Changing Times: The Pricing Problem in Non-linear Models

Finding conditional moments and derivative prices is a common application in continuous-time financial economics, but these quantities are known in closed-form only for a few specific models. Recent research identifies a large class of models for which solutions to such problems have convergent power series, allowing approximation even when not known in closed-form. However, such power series may converge slowly or not at all for long time horizons, limiting their practical use. We develop the method of time transformation, in which the variable representing time is replaced by a non-linear function of itself. With appropriate choice of the time transformation, power series often converge for much longer time horizons, and also much faster, sometimes uniformly for all time horizons. For applications such as bond pricing, in which the time-to-maturity may be many years, rapid convergence is very important for practical application.
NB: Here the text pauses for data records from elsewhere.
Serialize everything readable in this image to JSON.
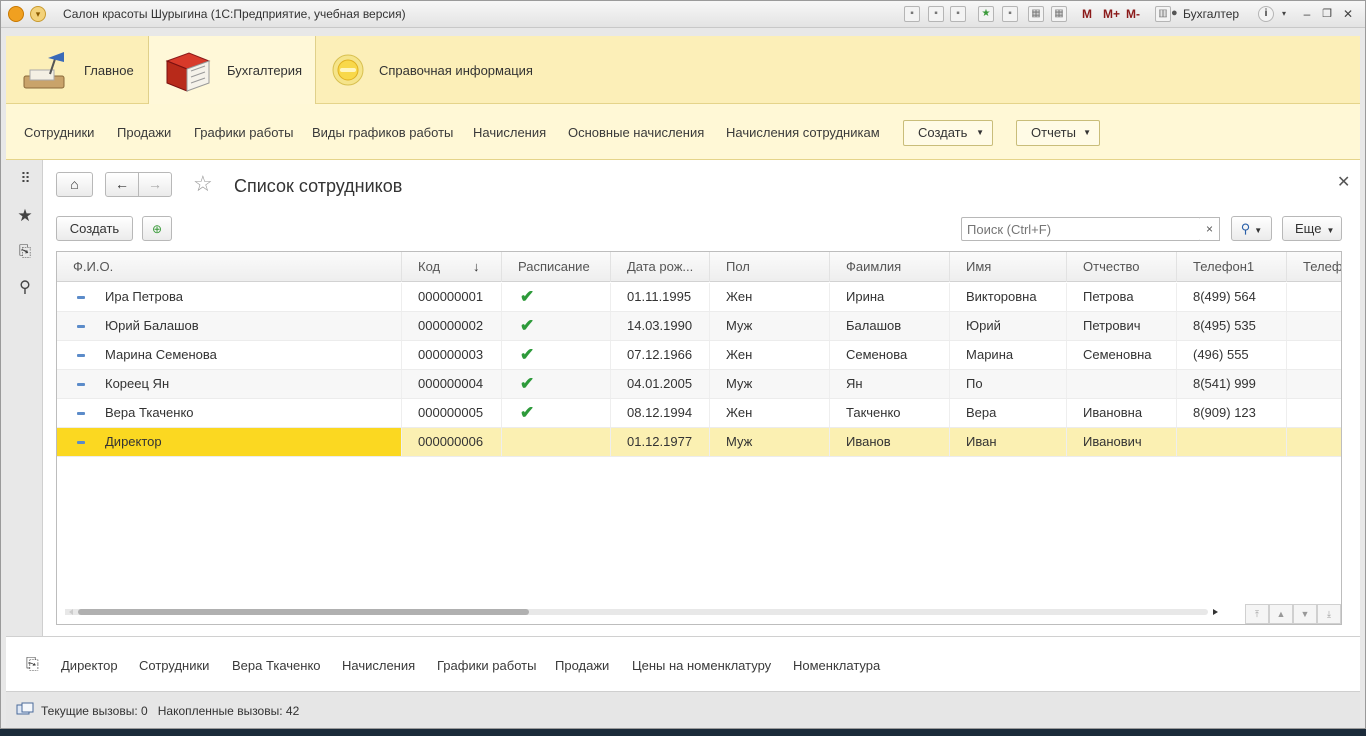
{
  "window": {
    "title": "Салон красоты Шурыгина  (1С:Предприятие, учебная версия)",
    "user": "Бухгалтер",
    "toolbar_labels": [
      "M",
      "M+",
      "M-"
    ]
  },
  "sections": [
    {
      "label": "Главное",
      "icon": "desk-lamp-icon"
    },
    {
      "label": "Бухгалтерия",
      "icon": "ledger-book-icon"
    },
    {
      "label": "Справочная информация",
      "icon": "info-disc-icon"
    }
  ],
  "nav": {
    "links": [
      "Сотрудники",
      "Продажи",
      "Графики работы",
      "Виды графиков работы",
      "Начисления",
      "Основные начисления",
      "Начисления сотрудникам"
    ],
    "create_label": "Создать",
    "reports_label": "Отчеты"
  },
  "form": {
    "title": "Список сотрудников",
    "create_button": "Создать",
    "search_placeholder": "Поиск (Ctrl+F)",
    "more_button": "Еще"
  },
  "table": {
    "columns": [
      "Ф.И.О.",
      "Код",
      "Расписание",
      "Дата рож...",
      "Пол",
      "Фаимлия",
      "Имя",
      "Отчество",
      "Телефон1",
      "Телефо"
    ],
    "sort_indicator": "↓",
    "rows": [
      {
        "fio": "Ира Петрова",
        "code": "000000001",
        "schedule": true,
        "birth": "01.11.1995",
        "gender": "Жен",
        "surname": "Ирина",
        "name": "Викторовна",
        "patronymic": "Петрова",
        "phone1": "8(499) 564",
        "phone2": ""
      },
      {
        "fio": "Юрий Балашов",
        "code": "000000002",
        "schedule": true,
        "birth": "14.03.1990",
        "gender": "Муж",
        "surname": "Балашов",
        "name": "Юрий",
        "patronymic": "Петрович",
        "phone1": "8(495) 535",
        "phone2": ""
      },
      {
        "fio": "Марина Семенова",
        "code": "000000003",
        "schedule": true,
        "birth": "07.12.1966",
        "gender": "Жен",
        "surname": "Семенова",
        "name": "Марина",
        "patronymic": "Семеновна",
        "phone1": " (496) 555",
        "phone2": ""
      },
      {
        "fio": "Кореец Ян",
        "code": "000000004",
        "schedule": true,
        "birth": "04.01.2005",
        "gender": "Муж",
        "surname": "Ян",
        "name": "По",
        "patronymic": "",
        "phone1": "8(541) 999",
        "phone2": ""
      },
      {
        "fio": "Вера Ткаченко",
        "code": "000000005",
        "schedule": true,
        "birth": "08.12.1994",
        "gender": "Жен",
        "surname": "Такченко",
        "name": "Вера",
        "patronymic": "Ивановна",
        "phone1": "8(909) 123",
        "phone2": ""
      },
      {
        "fio": "Директор",
        "code": "000000006",
        "schedule": false,
        "birth": "01.12.1977",
        "gender": "Муж",
        "surname": "Иванов",
        "name": "Иван",
        "patronymic": "Иванович",
        "phone1": "",
        "phone2": ""
      }
    ],
    "selected_row": 5,
    "horizontal_scroll_fraction": 0.39
  },
  "bottom_links": [
    "Директор",
    "Сотрудники",
    "Вера Ткаченко",
    "Начисления",
    "Графики работы",
    "Продажи",
    "Цены на номенклатуру",
    "Номенклатура"
  ],
  "status": {
    "current_calls_label": "Текущие вызовы:",
    "current_calls": "0",
    "accumulated_calls_label": "Накопленные вызовы:",
    "accumulated_calls": "42"
  },
  "colors": {
    "sections_bg": "#fcefb8",
    "nav_bg": "#fff8d6",
    "selected_row": "#fbf0b2",
    "selected_cell": "#fbd821",
    "check": "#2d9a3a"
  }
}
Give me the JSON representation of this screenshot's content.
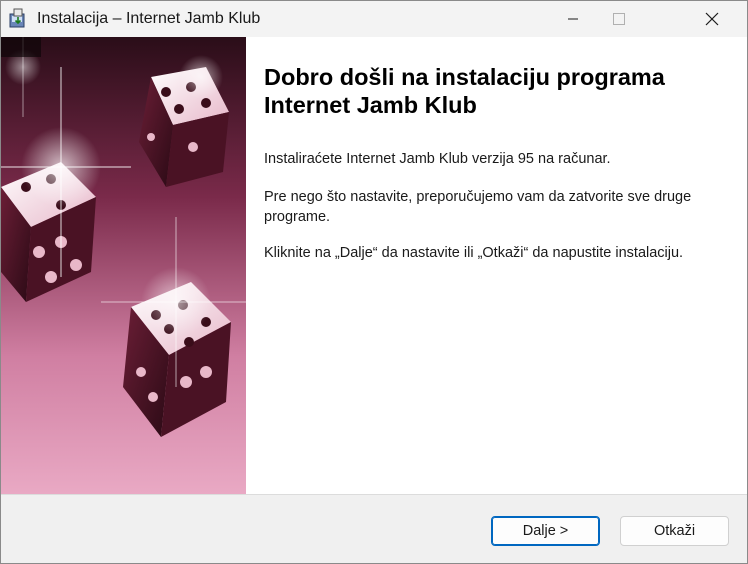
{
  "window": {
    "title": "Instalacija – Internet Jamb Klub"
  },
  "titlebar_buttons": {
    "minimize_icon": "minimize-icon",
    "maximize_icon": "maximize-icon",
    "close_icon": "close-icon"
  },
  "content": {
    "heading": "Dobro došli na instalaciju programa Internet Jamb Klub",
    "paragraph1": "Instaliraćete Internet Jamb Klub verzija 95 na računar.",
    "paragraph2": "Pre nego što nastavite, preporučujemo vam da zatvorite sve druge programe.",
    "paragraph3": "Kliknite na „Dalje“ da nastavite ili „Otkaži“ da napustite instalaciju."
  },
  "buttons": {
    "next_label": "Dalje >",
    "cancel_label": "Otkaži"
  },
  "colors": {
    "banner_pink": "#c86790",
    "accent_blue": "#0067c0"
  }
}
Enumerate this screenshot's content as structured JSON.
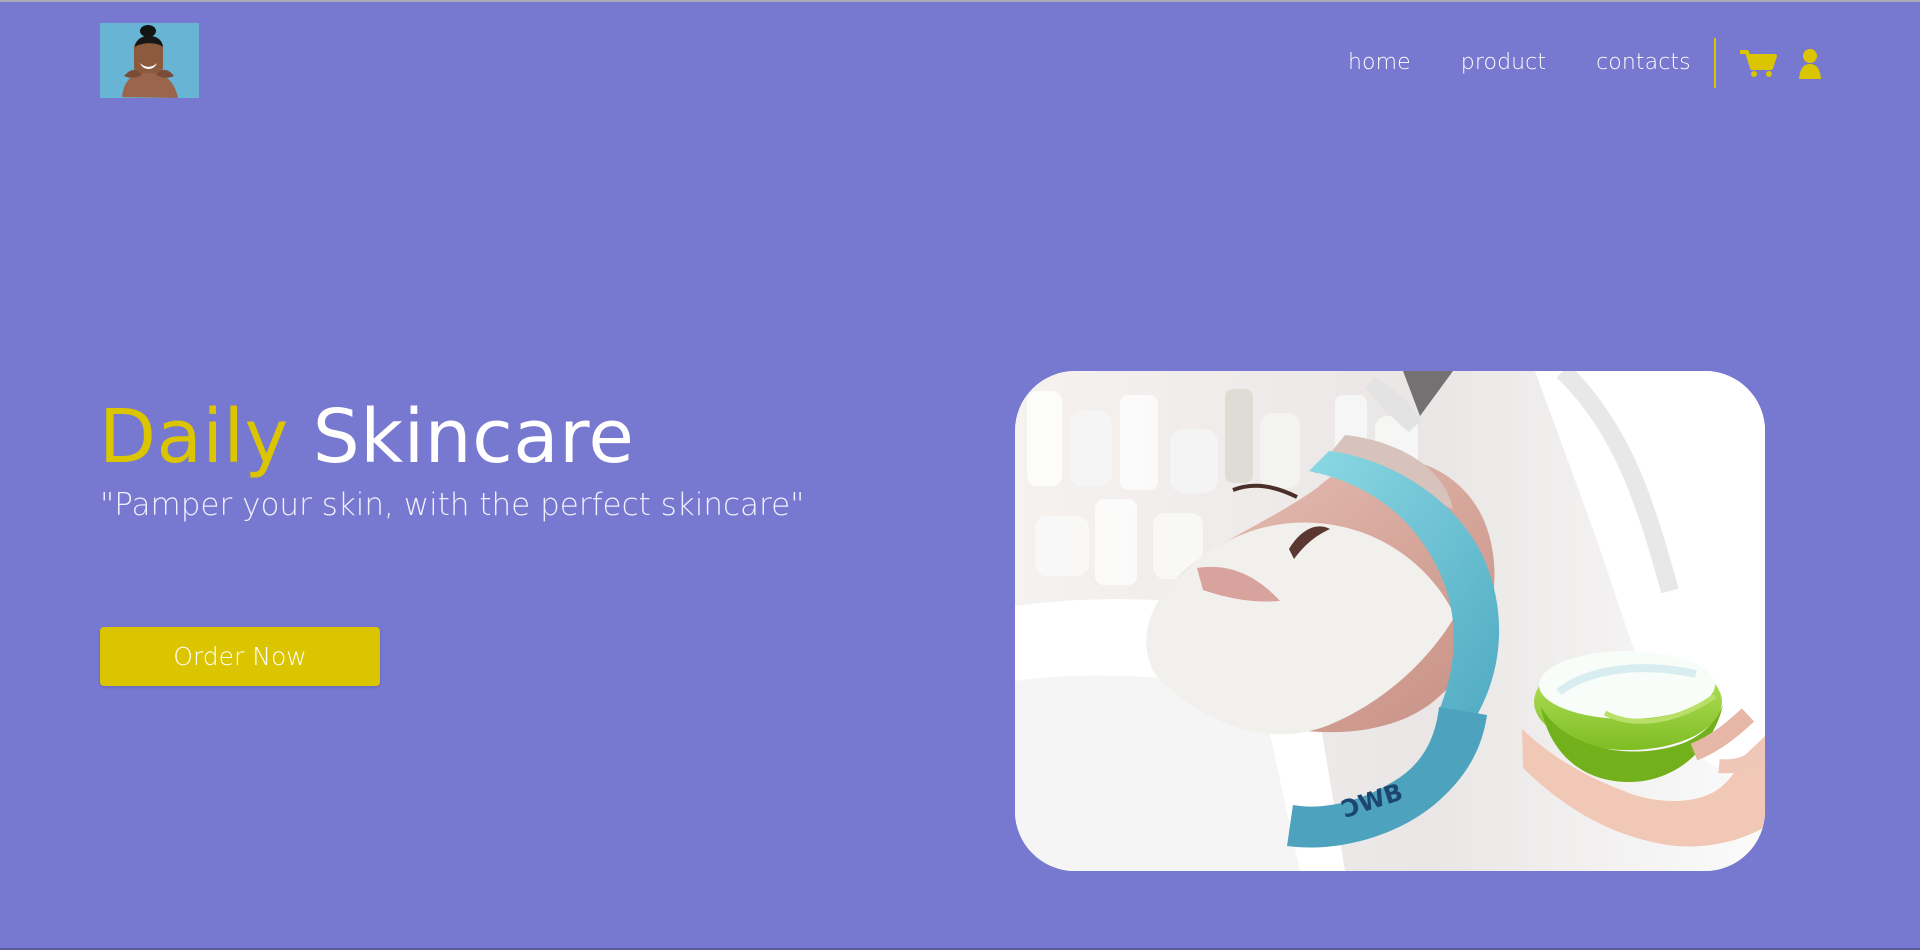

The ability to approximate solutions accurately and in closed-form simplifies the estimation of non-affine continuous-time term structure models, since the bond pricing problem must be solved for many different parameter vectors during a typical estimation procedure. We show through several examples that the series are easy to derive, and, using term structure models for which bond prices are known explicitly, also show that the series are extremely accurate over a wide range of interest rate levels for arbitrarily long maturities; in some cases, they are many orders of magnitude more accurate than series constructed without time transformations. Other potential applications include pricing of callable bonds and credit derivatives.